On Monday, however, one half of this couple, Anne Sheehan, the director of corporate governance at the California State Teachers’ Retirement System, the second-biggest public pension fund in the United States, stood behind a lectern to eulogize her husband, Joseph Dear, who died of prostate cancer last month at the age of 62.

Mr. Dear was the chief investment officer of the California Public Employees’ Retirement System, known as Calpers, which is the biggest public pension fund in the nation. He worked in Sacramento; she in the neighboring city of West Sacramento. What they shared was a willingness to wield their influence to shake up corporate America.

In her tribute, delivered in a drab auditorium before the start of a Calpers board meeting, Ms. Sheehan opened a small window into her relationship with her deceased husband.

“Joe used to joke that he came to Calpers looking for a challenge, and succeeded beyond his wildest expectations,” Ms. Sheehan said.

Mr. Dear started at Calpers in March 2009, when the pension fund had been badly wounded in the financial crisis. His prescription — relatively risky investments in private equity and hedge funds — drew controversy at the time, but it helped restore the fund’s assets to above their level before the crisis.

Though a government employee, Mr. Dear was a powerful figure in the world of Wall Street money management. He used his influence to negotiate lower fees from private equity firms that wanted his business, furthering a trend across the industry.

Ms. Sheehan, for her part, has taken on powerful companies whose governance she sees as lacking. In 2012, when Facebook was preparing to go public, she sent a letter to Mark Zuckerberg, the chief executive, expressing her disappointment that the company’s board of directors included not a single woman.

Months later, Facebook named Sheryl Sandberg, its chief operating officer, to its board.

For a time, Mr.
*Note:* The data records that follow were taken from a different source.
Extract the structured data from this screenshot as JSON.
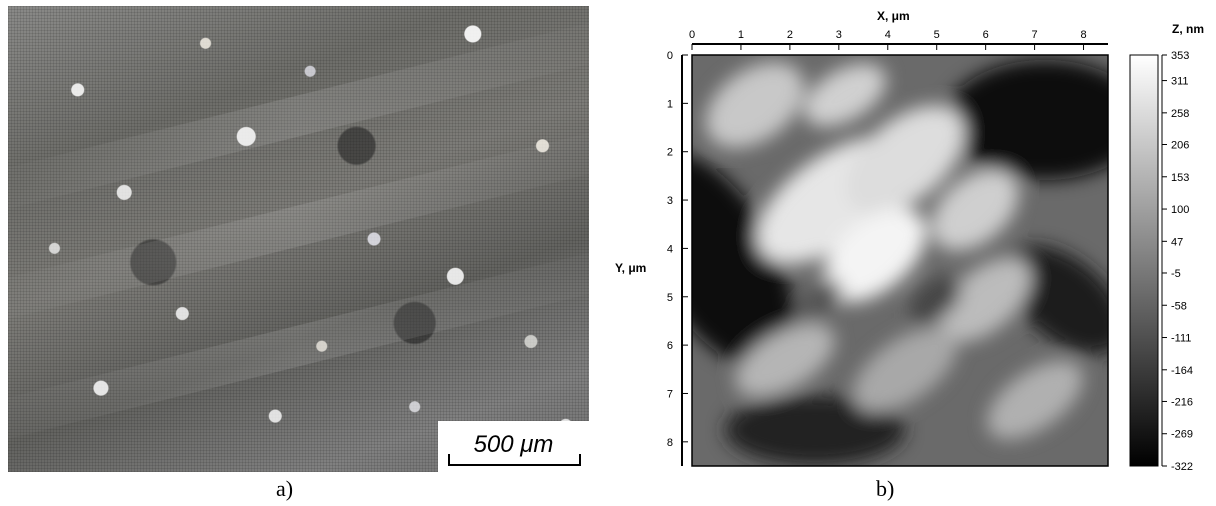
{
  "panel_a": {
    "caption": "a)",
    "scale_bar_value": "500",
    "scale_bar_unit": "μm"
  },
  "panel_b": {
    "caption": "b)"
  },
  "chart_data": {
    "type": "heatmap",
    "xlabel": "X, μm",
    "ylabel": "Y, μm",
    "colorbar_label": "Z, nm",
    "xticks": [
      "0",
      "1",
      "2",
      "3",
      "4",
      "5",
      "6",
      "7",
      "8"
    ],
    "yticks": [
      "0",
      "1",
      "2",
      "3",
      "4",
      "5",
      "6",
      "7",
      "8"
    ],
    "xlim": [
      0,
      8.5
    ],
    "ylim": [
      0,
      8.5
    ],
    "colorbar_ticks": [
      "353",
      "311",
      "258",
      "206",
      "153",
      "100",
      "47",
      "-5",
      "-58",
      "-111",
      "-164",
      "-216",
      "-269",
      "-322"
    ],
    "zlim": [
      -322,
      353
    ],
    "colormap": "grayscale"
  }
}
Dear referred to Ms. Sheehan as his “friend Anne,” according to his daughter from an earlier marriage, Annie. It was during a June 2009 trip to Paris that his daughter learned Mr. Dear had stronger feelings for the corporate governance official across town.

“I knew something was different when my dad ordered a bottle of wine for the table — expensive wine, not his usual microbrew,” his daughter said during the memorial on Monday.

The couple was married in late 2012, according to the trade publication Pensions & Investments. Tellingly, the article breaking the news of their union was published in May 2013. It noted that many of their colleagues “don’t even know the couple recently tied the knot.”

On Monday, Mr. Dear’s son, Ben, encouraged listeners to follow his father’s example. “Honor him by striving for your own path, and not the path you perceive will please others,” he said.

Ms. Sheehan, the last one to speak, choked up as she read passages from Mr. Dear’s notebook. In one example, Mr. Dear, preparing for a media interview about his new job at Calpers, described his passion for investing public money.

“This probably sounds too serious, perhaps a bit pretentious,” Ms. Sheehan read, quoting Mr. Dear. “But it is me.”